Given Poplar Solutions’ mission to improve laboratory productivity and efficiency by automating processes and reduce the environmental impact of business by eliminating paper-based processes (through our Labcore software), I am interested in the best practices and technological innovations that can help to achieve this. One recent technological innovation which caught my eye in a December issue ofGizmag, as something with the potential to create a major change, is one where Chemists at the University of California, Riverside have created rewritable paper that can be printed on and erased many times over.
If you are someone like me who is a bit of a techno geek, you probably get excited when you read about new innovations like this and think that it’s super smart technology which will help to save the planet. Then, like me, after I had some time to think about it and read a couple of the comments that people shared at the end of this article, you come back down to earth and ask, “how are we going to actually use this innovation?” and, “is this a brilliant idea which will help us to reduce our consumption of paper and save the earth or is it just folly?”
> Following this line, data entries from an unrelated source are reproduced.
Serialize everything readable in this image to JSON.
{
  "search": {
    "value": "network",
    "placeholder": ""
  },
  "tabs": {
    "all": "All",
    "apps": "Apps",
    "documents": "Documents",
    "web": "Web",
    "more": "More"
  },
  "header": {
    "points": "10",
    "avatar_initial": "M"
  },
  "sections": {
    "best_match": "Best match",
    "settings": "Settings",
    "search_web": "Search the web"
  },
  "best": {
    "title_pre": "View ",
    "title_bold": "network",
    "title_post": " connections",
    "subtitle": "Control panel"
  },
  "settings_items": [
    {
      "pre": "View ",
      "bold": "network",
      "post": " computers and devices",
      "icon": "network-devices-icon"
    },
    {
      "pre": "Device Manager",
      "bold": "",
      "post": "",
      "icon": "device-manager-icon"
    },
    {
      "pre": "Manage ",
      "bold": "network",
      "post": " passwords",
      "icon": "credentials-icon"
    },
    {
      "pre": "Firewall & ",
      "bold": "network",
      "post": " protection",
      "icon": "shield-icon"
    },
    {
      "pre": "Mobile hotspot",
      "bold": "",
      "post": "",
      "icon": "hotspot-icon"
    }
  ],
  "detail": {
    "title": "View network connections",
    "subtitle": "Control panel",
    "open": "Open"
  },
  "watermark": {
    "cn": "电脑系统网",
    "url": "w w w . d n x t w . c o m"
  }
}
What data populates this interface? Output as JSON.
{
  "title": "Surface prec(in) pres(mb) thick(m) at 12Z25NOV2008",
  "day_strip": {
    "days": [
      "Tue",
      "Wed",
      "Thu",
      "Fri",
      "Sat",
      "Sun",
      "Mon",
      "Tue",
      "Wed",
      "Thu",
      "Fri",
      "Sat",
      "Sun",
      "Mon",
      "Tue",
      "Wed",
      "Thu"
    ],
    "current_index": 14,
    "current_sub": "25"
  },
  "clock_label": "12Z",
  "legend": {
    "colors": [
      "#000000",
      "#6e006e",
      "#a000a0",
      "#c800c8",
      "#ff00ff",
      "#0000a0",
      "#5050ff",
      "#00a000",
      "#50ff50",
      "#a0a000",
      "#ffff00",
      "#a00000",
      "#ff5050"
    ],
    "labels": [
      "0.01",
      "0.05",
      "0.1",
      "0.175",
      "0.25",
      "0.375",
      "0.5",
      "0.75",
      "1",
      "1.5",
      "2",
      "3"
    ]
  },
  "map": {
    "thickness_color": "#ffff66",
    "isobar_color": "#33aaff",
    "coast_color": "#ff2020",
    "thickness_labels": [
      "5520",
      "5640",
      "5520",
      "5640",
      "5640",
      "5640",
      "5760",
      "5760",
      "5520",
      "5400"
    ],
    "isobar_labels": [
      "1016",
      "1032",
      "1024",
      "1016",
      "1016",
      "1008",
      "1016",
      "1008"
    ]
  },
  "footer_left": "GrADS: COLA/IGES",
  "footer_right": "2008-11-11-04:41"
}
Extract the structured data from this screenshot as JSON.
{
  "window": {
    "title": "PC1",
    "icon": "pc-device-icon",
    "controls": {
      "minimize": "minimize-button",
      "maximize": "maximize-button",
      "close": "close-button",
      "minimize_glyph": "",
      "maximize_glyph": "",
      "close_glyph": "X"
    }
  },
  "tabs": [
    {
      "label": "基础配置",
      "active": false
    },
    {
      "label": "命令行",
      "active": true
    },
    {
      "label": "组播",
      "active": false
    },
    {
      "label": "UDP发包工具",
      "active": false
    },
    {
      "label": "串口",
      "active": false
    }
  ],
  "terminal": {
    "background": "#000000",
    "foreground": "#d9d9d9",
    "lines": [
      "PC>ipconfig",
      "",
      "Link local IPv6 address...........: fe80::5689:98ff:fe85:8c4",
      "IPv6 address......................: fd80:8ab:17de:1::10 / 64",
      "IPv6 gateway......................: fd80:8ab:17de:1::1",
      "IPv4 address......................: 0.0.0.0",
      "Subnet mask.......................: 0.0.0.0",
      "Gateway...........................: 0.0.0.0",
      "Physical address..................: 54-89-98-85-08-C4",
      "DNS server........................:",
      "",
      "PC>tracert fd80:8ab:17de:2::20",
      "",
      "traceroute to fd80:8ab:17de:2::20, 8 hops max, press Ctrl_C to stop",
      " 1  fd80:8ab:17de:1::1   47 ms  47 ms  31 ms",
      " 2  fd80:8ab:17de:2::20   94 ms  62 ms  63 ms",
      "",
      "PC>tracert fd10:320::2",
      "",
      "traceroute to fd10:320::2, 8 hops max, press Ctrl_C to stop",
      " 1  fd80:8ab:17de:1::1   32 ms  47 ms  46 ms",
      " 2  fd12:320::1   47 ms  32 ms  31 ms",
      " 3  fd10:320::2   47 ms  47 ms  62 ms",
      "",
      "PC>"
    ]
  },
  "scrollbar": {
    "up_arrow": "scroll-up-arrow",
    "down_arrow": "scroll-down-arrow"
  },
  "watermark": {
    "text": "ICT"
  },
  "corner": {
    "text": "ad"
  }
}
I think it is a good idea. Why is it a good idea? First consider pulp and paper consumption is increasing. WWF Global estimates the world consumes around 400 million tons per year and rising, every year to a projected 500 million by 2020. Given the costs for businesses who are reliant on paper and the negative effects on earth’s forests, climate and water, we should be looking for ways to reduce or control consumption of paper so that it can be sustainable and renewable resource in the future. I will outline some of the impacts on the earth as well as the high costs businesses, and in particular laboratories, have in supporting paper based processes in a follow up blog post.
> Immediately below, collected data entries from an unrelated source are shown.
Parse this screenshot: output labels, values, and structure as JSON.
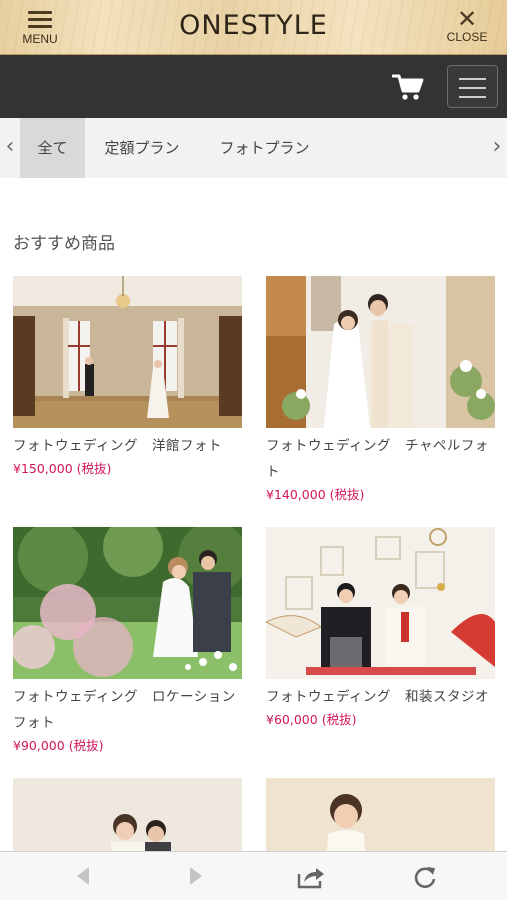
{
  "header": {
    "menu_label": "MENU",
    "brand": "ONESTYLE",
    "close_label": "CLOSE"
  },
  "toolbar": {
    "cart_icon": "cart-icon",
    "hamburger_icon": "hamburger-icon"
  },
  "tabs": {
    "items": [
      "全て",
      "定額プラン",
      "フォトプラン"
    ],
    "active": "全て"
  },
  "section": {
    "title": "おすすめ商品"
  },
  "products": [
    {
      "title": "フォトウェディング　洋館フォト",
      "price": "¥150,000",
      "tax": "(税抜)"
    },
    {
      "title": "フォトウェディング　チャペルフォト",
      "price": "¥140,000",
      "tax": "(税抜)"
    },
    {
      "title": "フォトウェディング　ロケーションフォト",
      "price": "¥90,000",
      "tax": "(税抜)"
    },
    {
      "title": "フォトウェディング　和装スタジオ",
      "price": "¥60,000",
      "tax": "(税抜)"
    }
  ],
  "browser_bar": {
    "icons": [
      "back-icon",
      "forward-icon",
      "share-icon",
      "reload-icon"
    ]
  },
  "colors": {
    "price": "#d0175c",
    "dark_bar": "#333333",
    "tab_active": "#d9d9d9"
  }
}
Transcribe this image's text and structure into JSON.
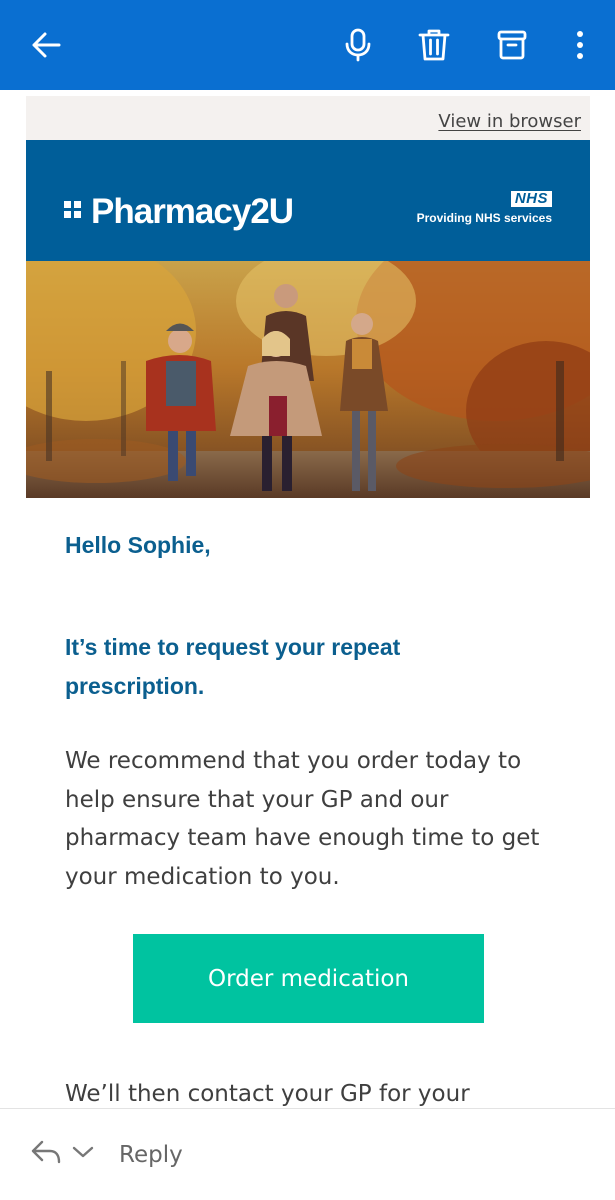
{
  "colors": {
    "appbar": "#0a6fd1",
    "brand_band": "#005e99",
    "heading_text": "#0b5f8f",
    "body_text": "#3f3f3f",
    "cta_background": "#00c3a0",
    "browser_bar": "#f4f1ef"
  },
  "toolbar": {
    "back_icon": "arrow-left-icon",
    "actions": [
      {
        "name": "microphone-icon"
      },
      {
        "name": "trash-icon"
      },
      {
        "name": "archive-icon"
      },
      {
        "name": "more-vertical-icon"
      }
    ]
  },
  "email": {
    "view_in_browser": "View in browser",
    "brand": {
      "logo_text": "Pharmacy2U",
      "nhs_badge": "NHS",
      "nhs_tagline": "Providing NHS services"
    },
    "hero_image": "family-autumn-walk-photo",
    "greeting": "Hello Sophie,",
    "headline_line1": "It’s time to request your repeat",
    "headline_line2": "prescription.",
    "body_lines": [
      "We recommend that you order today to",
      "help ensure that your GP and our",
      "pharmacy team have enough time to get",
      "your medication to you."
    ],
    "cta_label": "Order medication",
    "trailing_text": "We’ll then contact your GP for your"
  },
  "reply_bar": {
    "reply_icon": "reply-icon",
    "options_icon": "chevron-down-icon",
    "label": "Reply"
  }
}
I would be interested to hear feedback from others relating to the uses and challenges of utilizing rewritable paper. I am particularly interested in your thoughts relating to a couple of the comments. One of the commentators contends that paper is needed because, in his opinion, “it is more permanent than any electronic equivalent” and he seems concerned that changes in work processes will be difficult as the rewritable paper will need to be collected in order to go through another cycle, stating, “I can just imagine the nonsense of being told on receipt of some documents to keep them pristine and then having someone trying to collect it all.” Another commentator shares that “dumping paper in landfills may seem wasteful, but it has a practical purpose – carbon sequestration.” He believes “we are putting “oil” back into the ground instead of burning it into the atmosphere.
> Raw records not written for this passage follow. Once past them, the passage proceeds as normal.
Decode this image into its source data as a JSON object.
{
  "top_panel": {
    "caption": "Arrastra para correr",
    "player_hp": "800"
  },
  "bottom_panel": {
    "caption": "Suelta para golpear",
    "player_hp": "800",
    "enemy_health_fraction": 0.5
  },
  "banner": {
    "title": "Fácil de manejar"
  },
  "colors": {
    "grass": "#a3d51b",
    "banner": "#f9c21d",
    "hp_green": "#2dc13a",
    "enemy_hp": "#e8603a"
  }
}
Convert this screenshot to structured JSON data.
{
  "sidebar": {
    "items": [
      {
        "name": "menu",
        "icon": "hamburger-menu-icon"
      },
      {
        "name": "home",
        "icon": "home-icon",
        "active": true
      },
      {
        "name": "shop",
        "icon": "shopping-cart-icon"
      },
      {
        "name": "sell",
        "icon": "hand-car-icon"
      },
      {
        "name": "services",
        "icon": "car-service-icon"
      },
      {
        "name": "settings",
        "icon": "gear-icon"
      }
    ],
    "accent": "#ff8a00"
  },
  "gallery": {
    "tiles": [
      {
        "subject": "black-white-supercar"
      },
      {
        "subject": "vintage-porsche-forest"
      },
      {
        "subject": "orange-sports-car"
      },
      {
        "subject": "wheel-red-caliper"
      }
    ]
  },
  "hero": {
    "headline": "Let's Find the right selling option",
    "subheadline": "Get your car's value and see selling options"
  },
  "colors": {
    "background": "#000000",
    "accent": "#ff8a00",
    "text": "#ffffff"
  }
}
I am still considering the impact of this discovery and believe that there are important applications especially if the chemists who developed it can increase the number of cycles you can reprint on the paper before its useful life is used, from the current 20 cycles to the goal of 100. According to the author of the Gizmag article, Colin Jeffrey, “The University of California Research team is also investigating methods to lengthen the time that the text remains legible to broaden the potential fields of use for the technology.” So it has a long way to go, but think about the amount of paper we throw away every day which gets incinerated or end up in our overloaded landfills for carbon sequestration. I am not naive enough to think that all paper will go to this rewritable format and be reused and recycled, but if a substantial percentage of paper can be used in this way there will be less pressure to meet the ever increasing need for paper which means a more sustainable future for the industry, and for the earth and its threatened biosystems.
There are many challenges which exist in introducing new technology like rewritable paper into the marketplace and to change the behaviors of people who are very set in their ways and processes (paper-centric processes). But change is necessary, especially when not changing threatens to cause great harm to the earth and our environment. Just as we need to move away from our reliance on carbon based fuels, we need to find ways to reduce our reliance on paper. I look around my own office and house as well as the laboratories I visit and see lots of paper waste and overuse of this resource.
The benefits of moving to a computerized, electronic records systems and away from paper are well documented. Leveraging electronic workflow and automation, to move information quickly from person to person and assemble and reassemble data and documents in many ways multiple times with a full audit trail and archive it in an easily searchable and retrievable manner, makes paper-based systems antiquated and costly. Just read our case study from DHL Analytical and listen to the related video testimonials to see the benefits of moving away from paper. That said paper will always be needed. Innovations like rewritable paper created by Chemists at the University of California allows us to rethink how we use it and to control when it is ready to be returned to the ground as part of carbon sequestration.